二人時間

十笈ひび

第1話

 少し早めの桜が咲いていた。小学校の卒業式。

「卒業生起立。仰げば尊し斉唱──」

 六年生が一斉に立ち上がった。両手を後ろにまわし、少し足を広げて歌う態勢になる。

 体育館にピアノの伴奏が流れる。


 ♪──あおげば とうとし わが しの おん〜……


 歌が始まり、ちらほらとすすり泣く声が聞こえだす。ハンカチを取り出して顔を覆う先生もいれば、大きな口を開けて生徒と一緒に歌いだす先生もいる。そして、誰もが涙を誘われる瞬間──


 ♪……いま こそ わか〜れめ いざ さら〜ば──


 いざさらば……なんて。まるで時代劇みたいなフレーズ。その一言で最後には全てがむりやりにも悲しくさせられる気がした。体育館の外では風に吹かれて桜が散っていた。「いざさらば」は嫌いだと思ってしまった。桜を見れば思い出すことのひとつ。そして、もうひとつ思いだすことがあった。 

 それは、あの卒業式の後のこと。


「あのさ! 俺、チーちゃんのこと好きだ!」

 満開の桜の下で、彼は不器用な笑顔を見せながら、意気込んで言った。言葉と表情が、どこかちぐはぐだった。「いざさらば」のフレーズみたいに。いつもの帰り道の途中なのに、なぜかいつもと違う感じがした。その感じはこの日が最初で最後だったけど。

「私は、嫌い。……大嫌い」

 よくわからなかった。言われたことと、自分が言ったことと。だから、そのまますぐに背を向けて、逃げるみたいに駆け出した。


 若すぎたんだ。まだ六年生だった。あんなこと出し抜けに言われても、戸惑うことすらできない。よくわからなくて、思わず振り払ってしまった。それに、私のすぐ先には友達が歩いてた。聞こえたらイヤだと思った。少し腹を立てていた気がする。なんでこんな所で、このタイミングで、そんな言い方なんだろう……マー君。


 樟葉昌良くすはまさよし。幼稚園からの幼なじみで私と同じマンションに住んでいた男の子。幼い頃はいつも一緒だった。遊び相手といえばマー君しか思い当たらないくらい、それぐらい私はいつもマー君とばかり遊んでいた。でも、それは小学校の低学年までの話。いつも一緒に登下校することを他の友達に何度かからかわれ、だんだん学年が上がるごとに私とマー君の仲は疎遠になっていった。


 私はあの卒業式の日に「仰げば尊し」を歌いながら、いろんな思い出を振り返っていた。そして、もうマー君は私のことを嫌いになったかもしれないし、少なくとも、今マー君が仲良くしている友達よりどうでもいい存在になってしまったのだろうと思い込んでいた。

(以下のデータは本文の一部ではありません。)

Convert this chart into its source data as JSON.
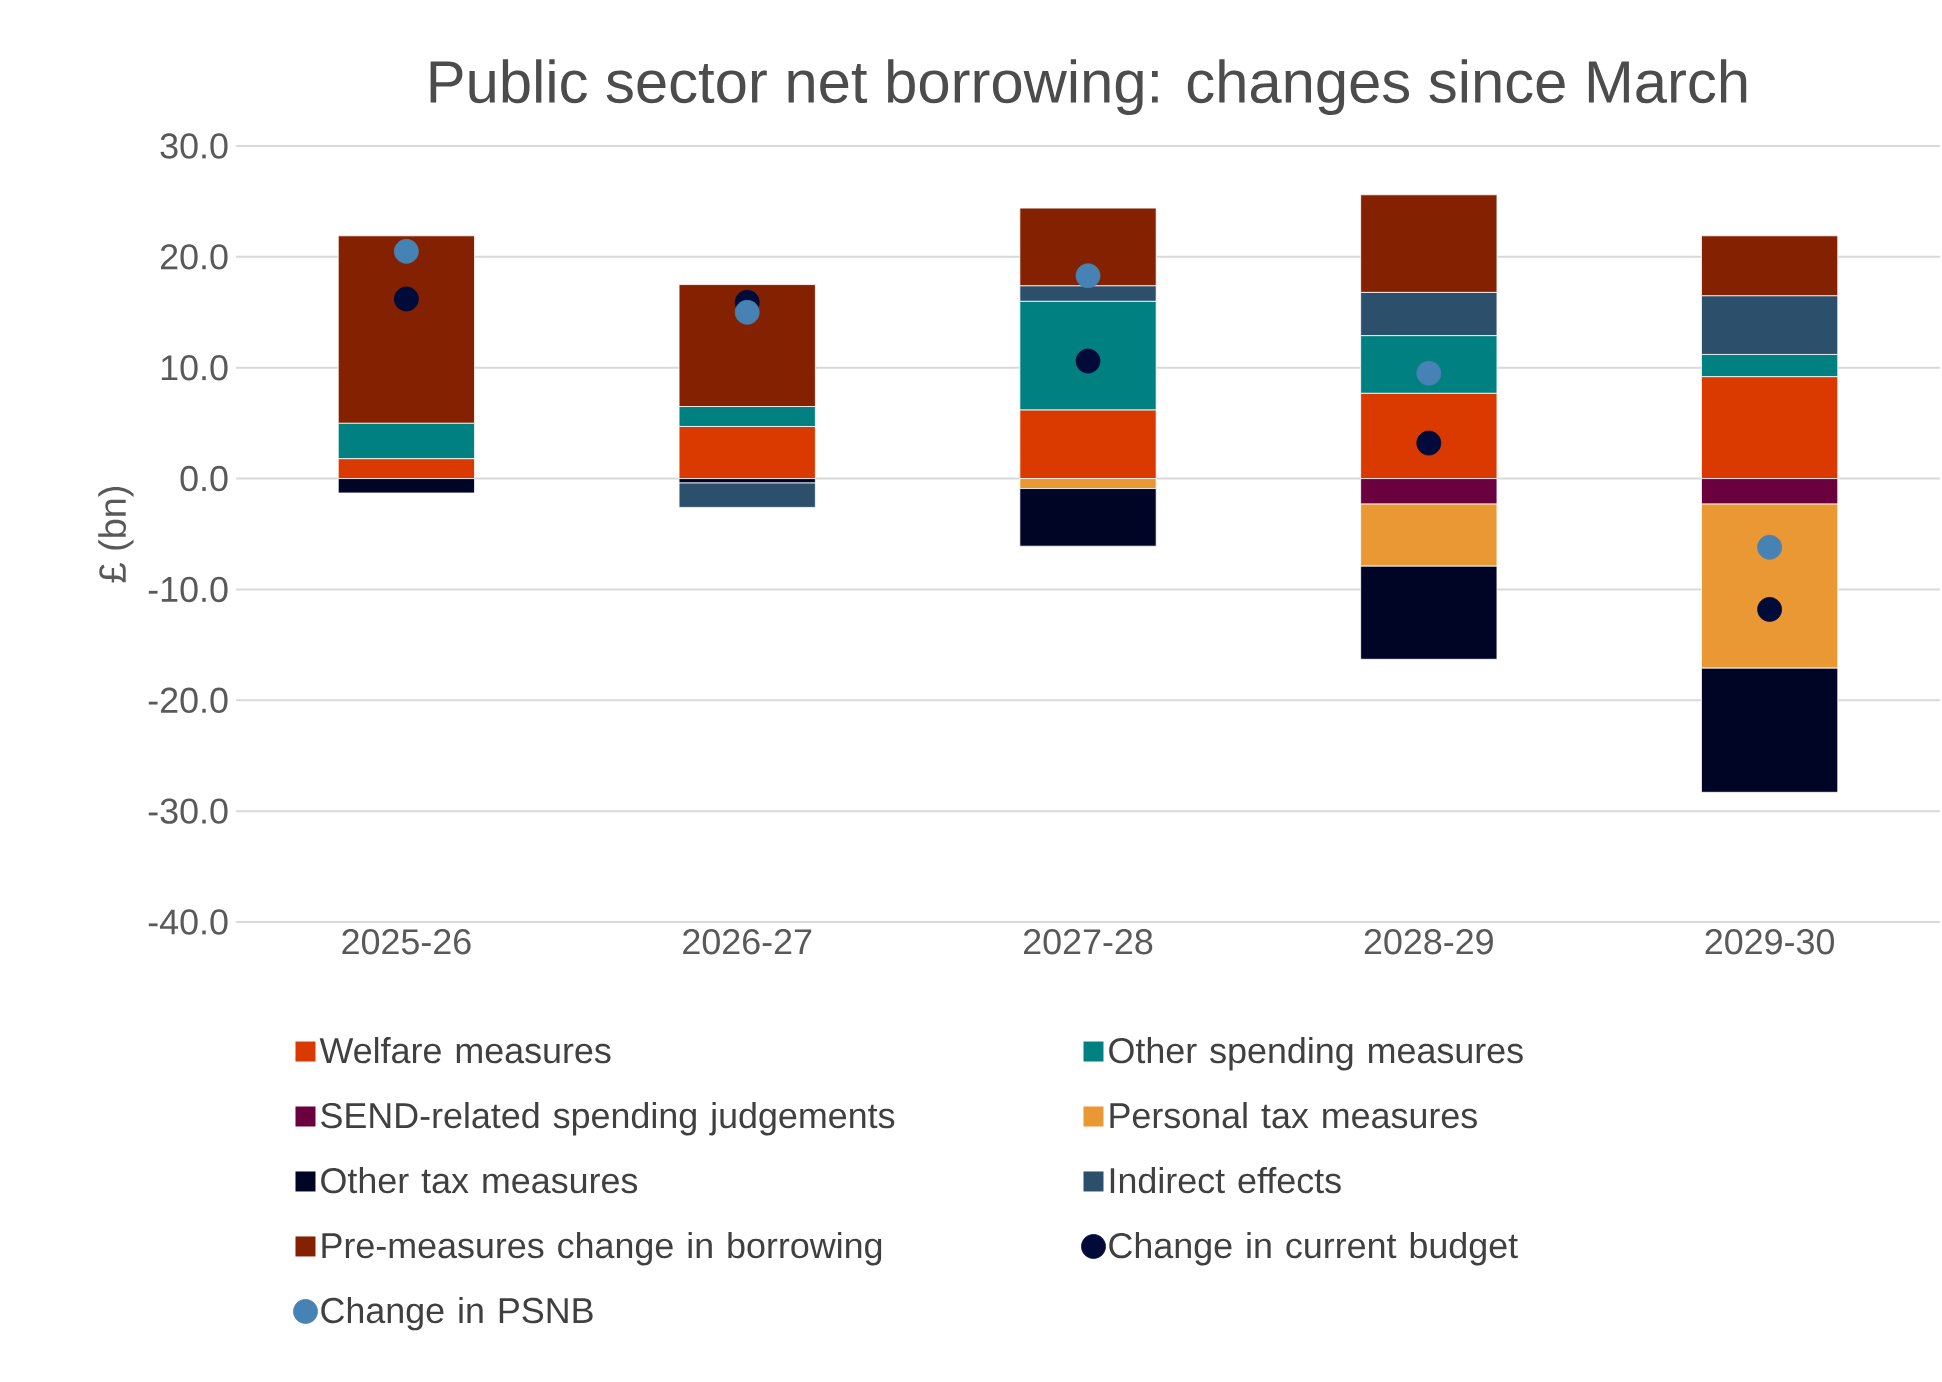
{
  "chart_data": {
    "type": "bar",
    "title": "Public sector net borrowing: changes since March",
    "ylabel": "£ (bn)",
    "stacked": true,
    "grid": "y",
    "legend": "bottom",
    "categories": [
      "2025-26",
      "2026-27",
      "2027-28",
      "2028-29",
      "2029-30"
    ],
    "ylim": [
      -40,
      30
    ],
    "yticks": [
      {
        "value": -40,
        "label": "-40.0"
      },
      {
        "value": -30,
        "label": "-30.0"
      },
      {
        "value": -20,
        "label": "-20.0"
      },
      {
        "value": -10,
        "label": "-10.0"
      },
      {
        "value": 0,
        "label": "0.0"
      },
      {
        "value": 10,
        "label": "10.0"
      },
      {
        "value": 20,
        "label": "20.0"
      },
      {
        "value": 30,
        "label": "30.0"
      }
    ],
    "series": [
      {
        "name": "Welfare measures",
        "color": "#da3a00",
        "values": [
          1.8,
          4.7,
          6.2,
          7.7,
          9.2
        ]
      },
      {
        "name": "Other spending measures",
        "color": "#008080",
        "values": [
          3.2,
          1.8,
          9.8,
          5.2,
          2.0
        ]
      },
      {
        "name": "SEND-related spending judgements",
        "color": "#6b003f",
        "values": [
          0,
          0,
          0,
          -2.3,
          -2.3
        ]
      },
      {
        "name": "Personal tax measures",
        "color": "#ea9834",
        "values": [
          0,
          0,
          -0.9,
          -5.6,
          -14.8
        ]
      },
      {
        "name": "Other tax measures",
        "color": "#000425",
        "values": [
          -1.3,
          -0.4,
          -5.2,
          -8.4,
          -11.2
        ]
      },
      {
        "name": "Indirect effects",
        "color": "#2c4f6b",
        "values": [
          0,
          -2.2,
          1.4,
          3.9,
          5.3
        ]
      },
      {
        "name": "Pre-measures change in borrowing",
        "color": "#832100",
        "values": [
          16.9,
          11.0,
          7.0,
          8.8,
          5.4
        ]
      },
      {
        "name": "Change in current budget",
        "type": "scatter",
        "marker": "circle",
        "color": "#000b3a",
        "x": [
          "2025-26",
          "2026-27",
          "2027-28",
          "2028-29",
          "2029-30"
        ],
        "values": [
          16.2,
          15.9,
          10.6,
          3.2,
          -11.8
        ]
      },
      {
        "name": "Change in PSNB",
        "type": "scatter",
        "marker": "circle",
        "color": "#4682b4",
        "x": [
          "2025-26",
          "2026-27",
          "2027-28",
          "2028-29",
          "2029-30"
        ],
        "values": [
          20.5,
          15.0,
          18.3,
          9.5,
          -6.2
        ]
      }
    ]
  }
}
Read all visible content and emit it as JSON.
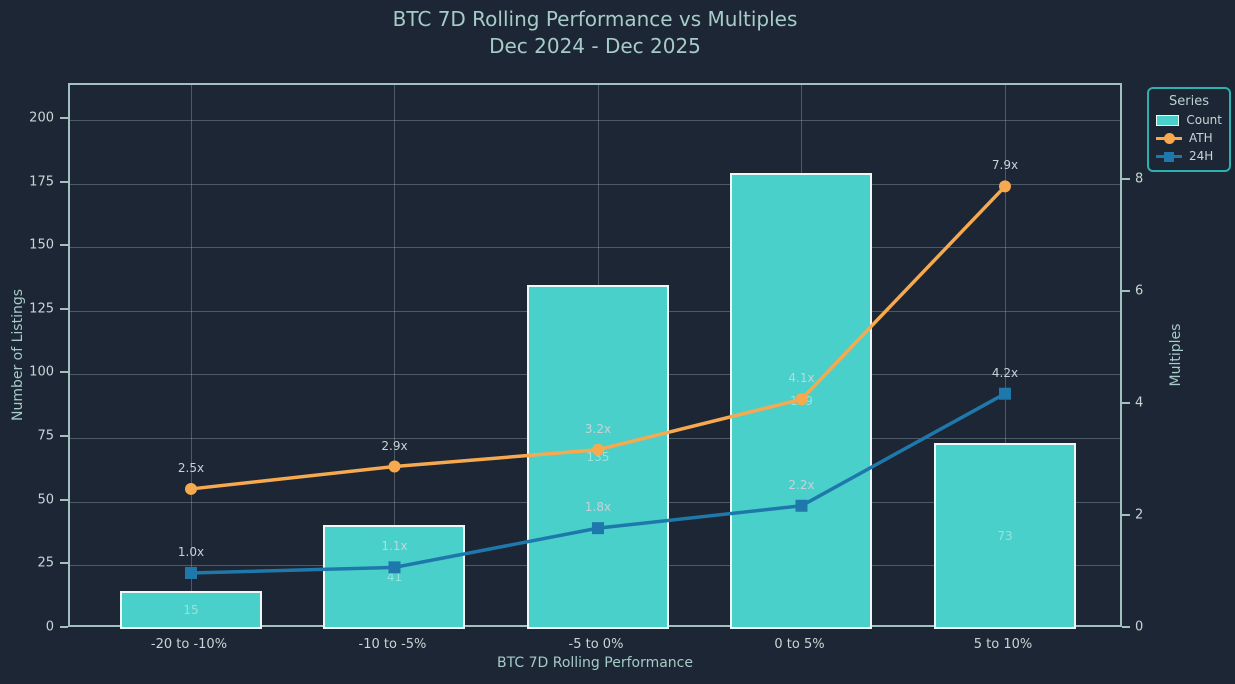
{
  "title": {
    "line1": "BTC 7D Rolling Performance vs Multiples",
    "line2": "Dec 2024 - Dec 2025"
  },
  "chart_data": {
    "type": "bar",
    "subtype": "combo-bar-line-dual-axis",
    "title": "BTC 7D Rolling Performance vs Multiples Dec 2024 - Dec 2025",
    "categories": [
      "-20 to -10%",
      "-10 to -5%",
      "-5 to 0%",
      "0 to 5%",
      "5 to 10%"
    ],
    "series": [
      {
        "name": "Count",
        "type": "bar",
        "axis": "left",
        "values": [
          15,
          41,
          135,
          179,
          73
        ],
        "value_labels": [
          "15",
          "41",
          "135",
          "179",
          "73"
        ],
        "color": "#4ad0ca",
        "edge_color": "#eef6f6"
      },
      {
        "name": "ATH",
        "type": "line",
        "axis": "right",
        "values": [
          2.5,
          2.9,
          3.2,
          4.1,
          7.9
        ],
        "value_labels": [
          "2.5x",
          "2.9x",
          "3.2x",
          "4.1x",
          "7.9x"
        ],
        "color": "#f6a94e",
        "marker": "circle"
      },
      {
        "name": "24H",
        "type": "line",
        "axis": "right",
        "values": [
          1.0,
          1.1,
          1.8,
          2.2,
          4.2
        ],
        "value_labels": [
          "1.0x",
          "1.1x",
          "1.8x",
          "2.2x",
          "4.2x"
        ],
        "color": "#1f78ab",
        "marker": "square"
      }
    ],
    "xlabel": "BTC 7D Rolling Performance",
    "ylabel_left": "Number of Listings",
    "ylabel_right": "Multiples",
    "yticks_left": [
      0,
      25,
      50,
      75,
      100,
      125,
      150,
      175,
      200
    ],
    "yticks_right": [
      0,
      2,
      4,
      6,
      8
    ],
    "ylim_left": [
      0,
      213.7
    ],
    "ylim_right": [
      0,
      9.71
    ],
    "grid": true,
    "legend": {
      "title": "Series",
      "position": "top-right",
      "entries": [
        "Count",
        "ATH",
        "24H"
      ]
    }
  },
  "colors": {
    "background": "#1c2634",
    "axis_frame": "#a3c0c0",
    "grid": "rgba(154,176,184,0.38)",
    "title_text": "#a6cbc8",
    "tick_text": "#c6d6d6",
    "bar_fill": "#4ad0ca",
    "bar_edge": "#eef6f6",
    "ath_line": "#f6a94e",
    "h24_line": "#1f78ab",
    "legend_border": "#2cb1ae"
  }
}
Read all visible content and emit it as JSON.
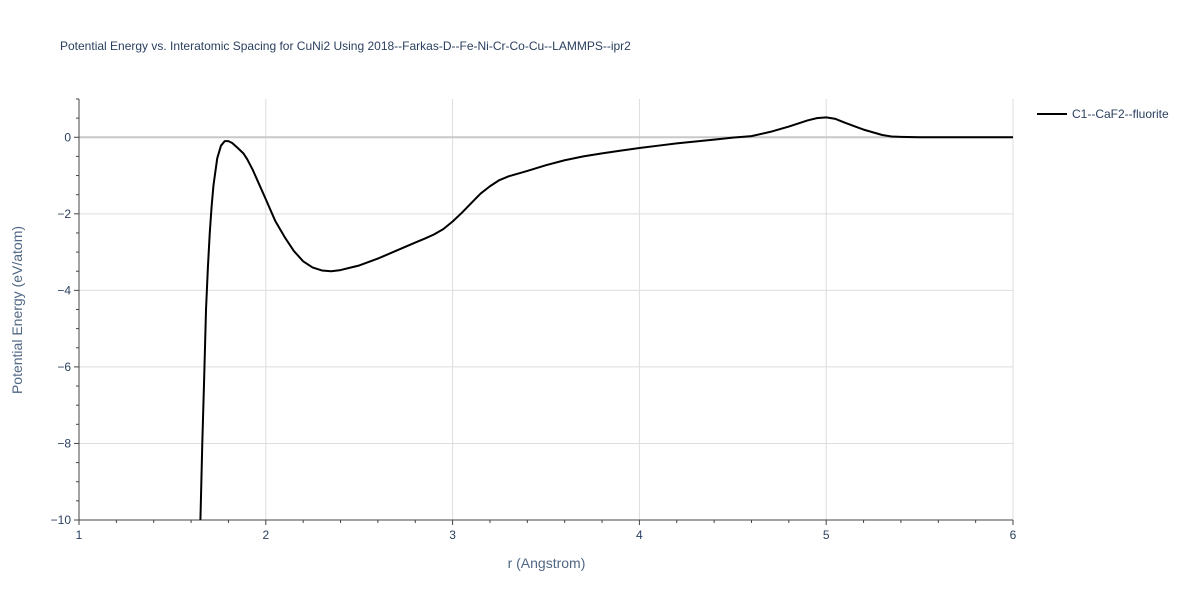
{
  "chart_data": {
    "type": "line",
    "title": "Potential Energy vs. Interatomic Spacing for CuNi2 Using 2018--Farkas-D--Fe-Ni-Cr-Co-Cu--LAMMPS--ipr2",
    "xlabel": "r (Angstrom)",
    "ylabel": "Potential Energy (eV/atom)",
    "xlim": [
      1,
      6
    ],
    "ylim": [
      -10,
      1
    ],
    "xticks": [
      1,
      2,
      3,
      4,
      5,
      6
    ],
    "yticks": [
      0,
      -2,
      -4,
      -6,
      -8,
      -10
    ],
    "ytick_labels": [
      "0",
      "−2",
      "−4",
      "−6",
      "−8",
      "−10"
    ],
    "grid": true,
    "legend_position": "top-right",
    "series": [
      {
        "name": "C1--CaF2--fluorite",
        "color": "#000000",
        "x": [
          1.65,
          1.66,
          1.67,
          1.68,
          1.69,
          1.7,
          1.71,
          1.72,
          1.74,
          1.76,
          1.78,
          1.8,
          1.82,
          1.85,
          1.88,
          1.9,
          1.93,
          1.96,
          2.0,
          2.05,
          2.1,
          2.15,
          2.2,
          2.25,
          2.3,
          2.35,
          2.4,
          2.45,
          2.5,
          2.6,
          2.7,
          2.8,
          2.85,
          2.9,
          2.95,
          3.0,
          3.05,
          3.1,
          3.15,
          3.2,
          3.25,
          3.3,
          3.4,
          3.5,
          3.6,
          3.7,
          3.8,
          3.9,
          4.0,
          4.1,
          4.2,
          4.3,
          4.4,
          4.5,
          4.6,
          4.7,
          4.8,
          4.9,
          4.95,
          5.0,
          5.05,
          5.1,
          5.2,
          5.3,
          5.35,
          5.4,
          5.5,
          5.6,
          5.8,
          6.0
        ],
        "y": [
          -10.0,
          -8.0,
          -6.3,
          -4.5,
          -3.4,
          -2.5,
          -1.8,
          -1.25,
          -0.55,
          -0.22,
          -0.1,
          -0.1,
          -0.15,
          -0.28,
          -0.42,
          -0.57,
          -0.85,
          -1.18,
          -1.62,
          -2.18,
          -2.6,
          -2.97,
          -3.24,
          -3.4,
          -3.48,
          -3.5,
          -3.47,
          -3.41,
          -3.35,
          -3.17,
          -2.96,
          -2.75,
          -2.65,
          -2.54,
          -2.4,
          -2.2,
          -1.97,
          -1.72,
          -1.47,
          -1.28,
          -1.12,
          -1.02,
          -0.88,
          -0.73,
          -0.6,
          -0.5,
          -0.42,
          -0.35,
          -0.28,
          -0.22,
          -0.16,
          -0.11,
          -0.06,
          -0.01,
          0.03,
          0.14,
          0.28,
          0.44,
          0.5,
          0.52,
          0.48,
          0.38,
          0.2,
          0.06,
          0.02,
          0.01,
          0.0,
          0.0,
          0.0,
          0.0
        ]
      }
    ]
  }
}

だから、まさかマー君があんなことを言うなんて、予想だにしない。


 中学になり、頭の良かったマー君は少し遠方の私立中に通い始め、近所の公立中に通う私とは同じマンションに住んでいながら、登下校の時間帯が違うせいもあり、ほとんど顔を合わさなくなってしまった。

 マー君のこと、嫌いなんかじゃない。嫌いであるはずがない。私が幼くて、バカだっただけで……。マー君のいない空白の中学時代を終えて、私こと大塚千晶おおつかちあきは今年高校生になった。